Meso-scale structures of bidisperse mixtures of particles fluidized by a gas

Flow characteristics of bidisperse mixtures of particles fluidized by a gas predicted by the mixture based kinetic theory of Garzó et al., 2007a and Garzó et al., 2007b and the species based kinetic theory model of Iddir and Arastoopour (2005) are compared. Simulations were carried out in two- and three-dimensional periodic domains. Direct comparison of the meso-scale gas-particle flow structures, and the domain-averaged slip velocities and meso-scale stresses reveals that both mixture and species based kinetic theory models manifest similar predictions for all the size ratios examined in this study. A detailed analysis is presented in which we demonstrate when the species based theory of Iddir and Arastoopour (2005) will reduce to a mathematical form similar to the mixture framework of Garzó et al., 2007a and Garzó et al., 2007b. We also find that the flow characteristics obtained for bidisperse mixtures are very similar to those obtained for monodisperse systems having the same Sauter mean diameter for the cases examined; however, the domain-averaged properties of monodisperse and bidisperse gas-particle flows do demonstrate quantitative differences.
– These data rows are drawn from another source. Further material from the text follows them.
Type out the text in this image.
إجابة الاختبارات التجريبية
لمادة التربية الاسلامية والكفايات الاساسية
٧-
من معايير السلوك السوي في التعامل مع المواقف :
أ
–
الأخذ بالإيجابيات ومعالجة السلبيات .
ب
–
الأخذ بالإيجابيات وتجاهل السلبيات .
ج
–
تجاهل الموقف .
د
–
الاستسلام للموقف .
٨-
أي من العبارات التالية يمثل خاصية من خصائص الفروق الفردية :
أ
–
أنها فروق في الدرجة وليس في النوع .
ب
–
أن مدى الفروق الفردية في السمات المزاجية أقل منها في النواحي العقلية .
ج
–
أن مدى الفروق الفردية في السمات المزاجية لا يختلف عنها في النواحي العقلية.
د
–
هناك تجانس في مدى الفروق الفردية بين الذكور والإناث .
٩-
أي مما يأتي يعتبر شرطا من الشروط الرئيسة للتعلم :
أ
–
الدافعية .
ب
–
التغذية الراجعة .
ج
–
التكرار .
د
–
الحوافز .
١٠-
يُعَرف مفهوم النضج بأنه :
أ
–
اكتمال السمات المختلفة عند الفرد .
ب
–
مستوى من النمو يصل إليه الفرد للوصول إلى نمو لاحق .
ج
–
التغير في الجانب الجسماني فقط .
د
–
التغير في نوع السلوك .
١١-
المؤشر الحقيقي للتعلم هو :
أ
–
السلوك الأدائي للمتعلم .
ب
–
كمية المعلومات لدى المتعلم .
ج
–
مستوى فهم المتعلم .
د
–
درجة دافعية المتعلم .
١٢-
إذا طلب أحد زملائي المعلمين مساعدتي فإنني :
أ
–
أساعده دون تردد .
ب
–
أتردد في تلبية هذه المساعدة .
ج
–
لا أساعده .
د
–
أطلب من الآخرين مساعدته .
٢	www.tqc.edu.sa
The use of filtered two-fluid models that average over meso-scale flow structures has already been described in the literature; it is clear from the present study that such filtered models are needed for coarse-grid simulations of polydisperse systems as well.

► We compare two different polydisperse kinetic theory models for gas-particle flows.
► We find that species and mixture based kinetic theories yield similar predictions.
► Both kinetic theory models compared must be coarse-grained for accurate coarse-grid simulation.